Modi shouldn't stay Atal on Vajpayee's legacy

/right-and-wrong/modi-shouldnt-stay-atal-on-vajpayees-legacy/


by Swapan Dasgupta

 

It is bad form to ask individuals which side they voted for. However , the answer to the question — What do you expect from the Modi government? — may give a clue to their political preference . If the answer is accompanied by the term “change” (either modest or radical), you can be near-certain that their vote was for Modi. On the other hand, if the answer is a little more long-winded and includes the advice to Modi to pursue the path or legacy of Atal Bihari Vajpayee, it is often conclusive proof that their vote was for the losing side.

 

This may well be an anecdotal over-simplification that needlessly posits Vajpayee as a polar opposite of Modi. But the broad validity of this test is undeniable in an atmosphere where everyone claims to be relieved and reassured by the categorical mandate.

 

Those who supported Modi with flamboyant enthusiasm did so in anticipation of a decisive rupture from the way India has been governed. They expect the Prime Minister to grasp the awesome significance of a single-party majority, the first since 1984. Those who look back, somewhat expediently, to the legacy of a genial Vajpayee who played the “coalition dharma” game with deftness are in fact hoping that Modi the outsider is slowly co-opted by the system and merely focuses his energies on making government a little more efficient. In a country such as India, they believe, change must be gradual and full of adjustments and compromises so that the power structure is broadly undisturbed. The last thing they want is for the system to be disturbed by a bunch of newcomers with a sense of mission.

 

It is still too early to be completely certain which way Modi will tilt. The PM has quite clearly set some ethical norms that he expects his ministers and functionaries to abide by. Along with his distaste for cronyism and dynastic entitlement , he is also in the process of creating systems that will monitor the performance of the whole government. This is a marked contrast from the hands-off Vajpayee who left a bit too much in the hands of his very efficient but antiradical principal secretary Brajesh Mishra.

 

There was another feature of Vajpayee that endeared him to both the Press Club and the Gymkhana Club: his ability to manipulate coalition partners to tame the BJP. Undoubtedly some BJP hotheads needed tempering but Vajpayee’s political management went one step further. Between 1998 and 2004, there was an of veiled between those who perceived themselves to be Vajpayee loyalists and those who were derided as chaddiwalas. This contradiction was ruthlessly exploited by both the babus and the self-seekers that are attracted to the corridors of power. The result was a discernible emotional disconnect between the government and its political support systems.

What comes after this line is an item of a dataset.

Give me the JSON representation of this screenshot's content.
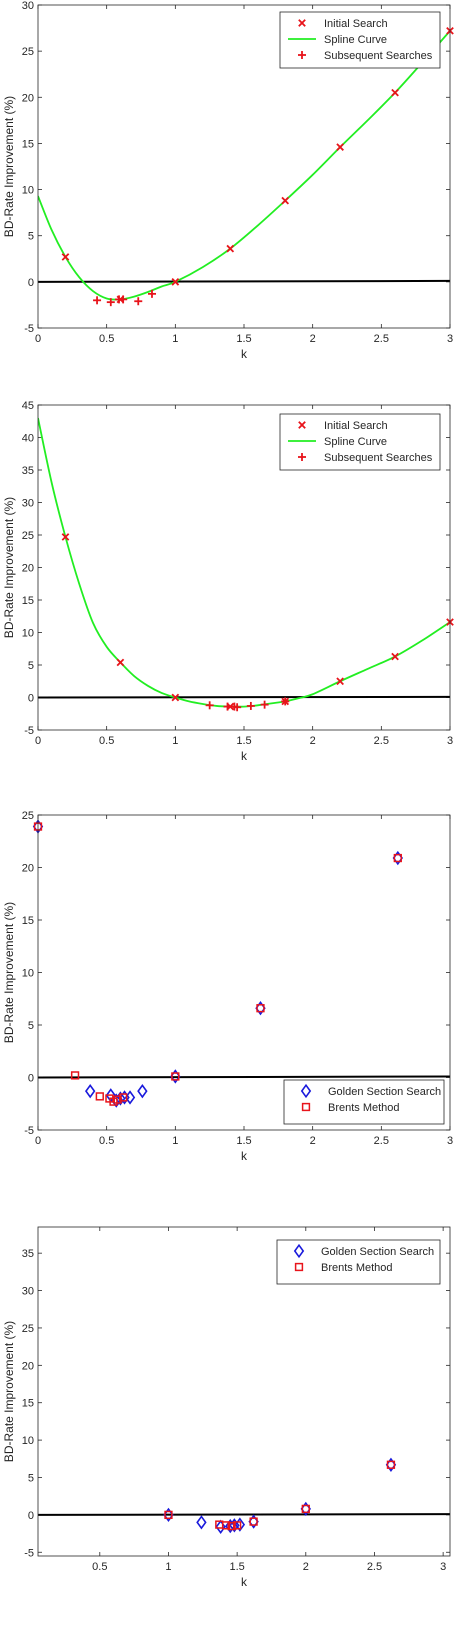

This partially contributed to the NDA’s unexpected defeat in 2004.

 

This is a facet of the Vajpayee legacy that Modi needs to guard against. In the 2014 election, there were three streams that contributed to the BJP’s amazing victory: traditional voters who will vote BJP whatever the odds, the RSS network that provided the organizational back bone to the grassroots campaign and the parallel efforts of a volunteer corps that were attracted by the idea of Modi — and this meant different things to different sections and regions. It was the synergy of the three that produced the awesome results.

 

Modi is fortunate that he has assumed power with such an array of political assets. There is a generosity in the determination of his backers that he must be given a free hand to translate their political impulses into reality. The 10-point list of priorities announced last Thursday sets a broad framework for governance. But apart from ensuring that the entire government marches in step, Modi has to ensure that the mood of optimism must also be an adjunct of the country’s journey to rapid growth and modernity This implies that hard politics and targeted governance can’t be detached.

 

The lofty expectations from the new government imply that the Vajpayee legacy can, at best form a part of his regime’s foundation. In the case of Modi, the more things change the more must not remain the same.